Some of them nod, others exchange glances, curiosity sparking. A woman at my side is unusual, but I don’t indulge them with reasons. Their opinions don’t matter.
Annie stiffens under the weight of their stares, but she doesn’t falter. Her gaze moves quickly, darting across the table, noting who sits at my right, who waits before speaking, who drains his glass too fast. She thinks she’s being discreet. She isn’t. I see every flicker of her eyes, the sharp edge of her attention.
Interesting.
The meeting begins the way they always do: talk of numbers, shipments, which docks are clear, which streets belong to whom this week. Money passes between hands, agreements made in phrases that don’t sound like agreements at all. Annie keeps her head slightly bowed, but her eyes never stop moving.
Then the tension comes. It always does.
One man, broad and red-faced, leans forward, his voice cutting sharper than it should. “This route is weak.
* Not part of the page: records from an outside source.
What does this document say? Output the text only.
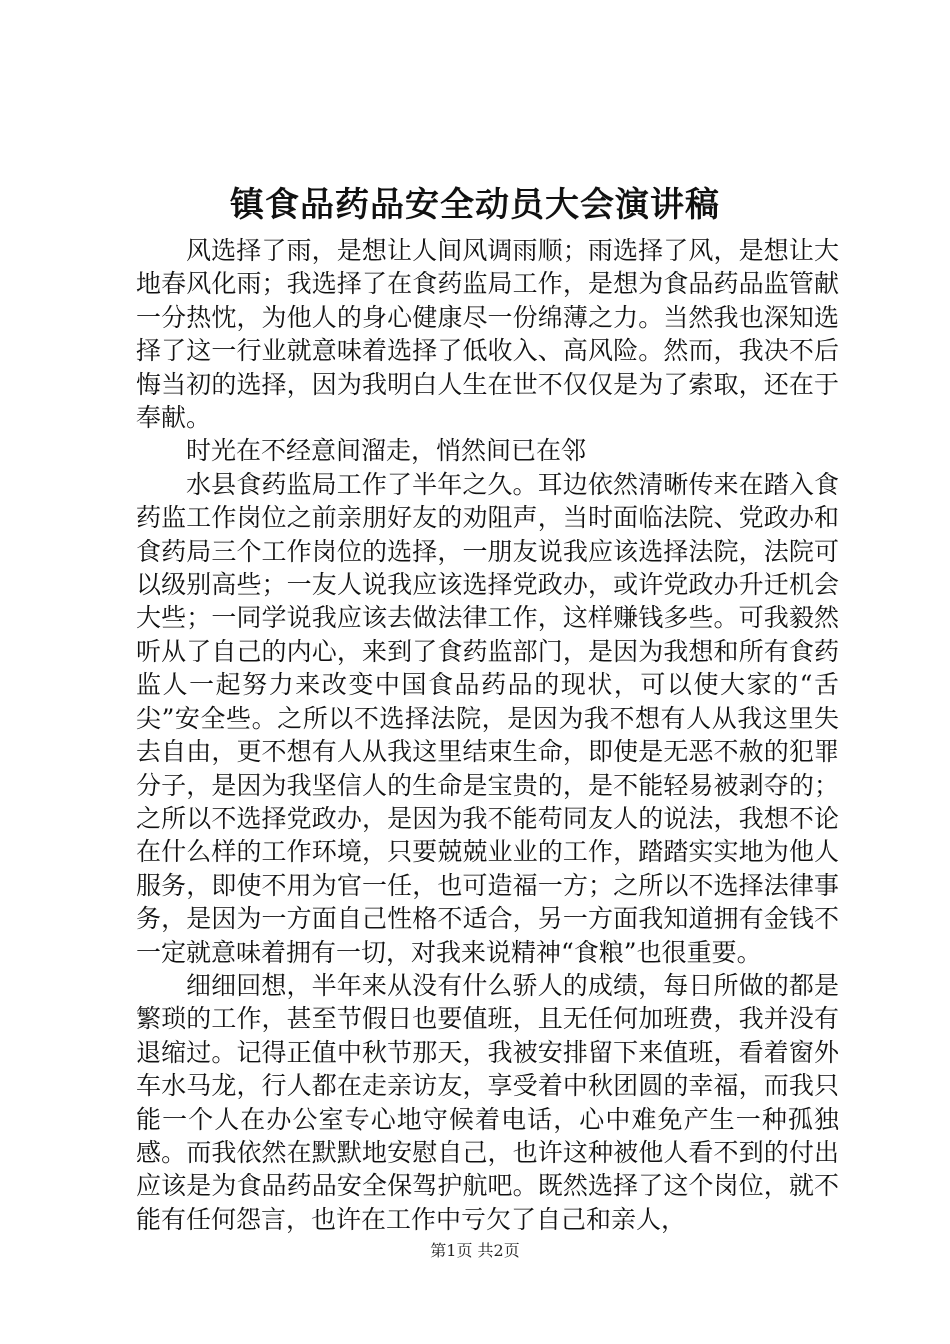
镇食品药品安全动员大会演讲稿

风选择了雨，是想让人间风调雨顺；雨选择了风，是想让大地春风化雨；我选择了在食药监局工作，是想为食品药品监管献一分热忱，为他人的身心健康尽一份绵薄之力。当然我也深知选择了这一行业就意味着选择了低收入、高风险。然而，我决不后悔当初的选择，因为我明白人生在世不仅仅是为了索取，还在于奉献。

时光在不经意间溜走，悄然间已在邻

水县食药监局工作了半年之久。耳边依然清晰传来在踏入食药监工作岗位之前亲朋好友的劝阻声，当时面临法院、党政办和食药局三个工作岗位的选择，一朋友说我应该选择法院，法院可以级别高些；一友人说我应该选择党政办，或许党政办升迁机会大些；一同学说我应该去做法律工作，这样赚钱多些。可我毅然听从了自己的内心，来到了食药监部门，是因为我想和所有食药监人一起努力来改变中国食品药品的现状，可以使大家的“舌尖”安全些。之所以不选择法院，是因为我不想有人从我这里失去自由，更不想有人从我这里结束生命，即使是无恶不赦的犯罪分子，是因为我坚信人的生命是宝贵的，是不能轻易被剥夺的；之所以不选择党政办，是因为我不能苟同友人的说法，我想不论在什么样的工作环境，只要兢兢业业的工作，踏踏实实地为他人服务，即使不用为官一任，也可造福一方；之所以不选择法律事务，是因为一方面自己性格不适合，另一方面我知道拥有金钱不一定就意味着拥有一切，对我来说精神“食粮”也很重要。

细细回想，半年来从没有什么骄人的成绩，每日所做的都是繁琐的工作，甚至节假日也要值班，且无任何加班费，我并没有退缩过。记得正值中秋节那天，我被安排留下来值班，看着窗外车水马龙，行人都在走亲访友，享受着中秋团圆的幸福，而我只能一个人在办公室专心地守候着电话，心中难免产生一种孤独感。而我依然在默默地安慰自己，也许这种被他人看不到的付出应该是为食品药品安全保驾护航吧。既然选择了这个岗位，就不能有任何怨言，也许在工作中亏欠了自己和亲人，

第1页 共2页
You give it to him, you’ll regret it.” He jabs a finger toward another at the table. “It should be mine.”
The air shifts. Men lean back, waiting. The weight of the room tilts toward me.
I don’t raise my voice. I never need to. I lean in slightly, enough that my shadow slides further across the table. My words are precise, measured, carrying no heat but promising plenty. “It isn’t yours. And you’ll keep your opinions quiet if you plan on leaving here tonight.”
The stillness is immediate.
The man’s face drains, his mouth half open like he wants to argue, but the words die before they can form. The silence stretches, heavy as iron. I watch him fold in on himself, his bravado leaking out into the floorboards.
The rest of them look away. No one else speaks.
Beside me, Annie flinches. I feel it in the faint tremor of her breath, the way her body tightens under my hand. She doesn’t drop her gaze. She doesn’t hide. Her eyes are fixed on me, steady, unblinking, like she’s trying to memorize the shape of my voice when I make a threat.
That, more than the man’s silence, interests me.
She isn’t cowed. She isn’t pretending not to hear. She’s learning.
I file it away.
***
The club hums like a living thing—bass vibrating through the floor, smoke curling thick beneath flashing lights, perfume hanging heavy in the air.
Laughter cuts sharp through the music, edged with the clink of glasses and the low murmur of deals being made in corners. This is one of ours, a Bratva house through and through. Everyone here knows whose name keeps the doors open and the floors clean of unwanted blood.
I sit in the back with my cousins, leather booth curving around us, a bottle of vodka sweating against the table. Milan leans close, a grin tugging at his mouth. He’s younger, sharper at the edges, always watching for weakness to poke at.
“So,” he says, pouring himself another shot, “how’s our little gallery assistant adjusting to her new life?”
His tone is light, but his eyes glint. He wants a reaction.
I don’t give him one. I lift my glass instead, vodka burning smooth down my throat.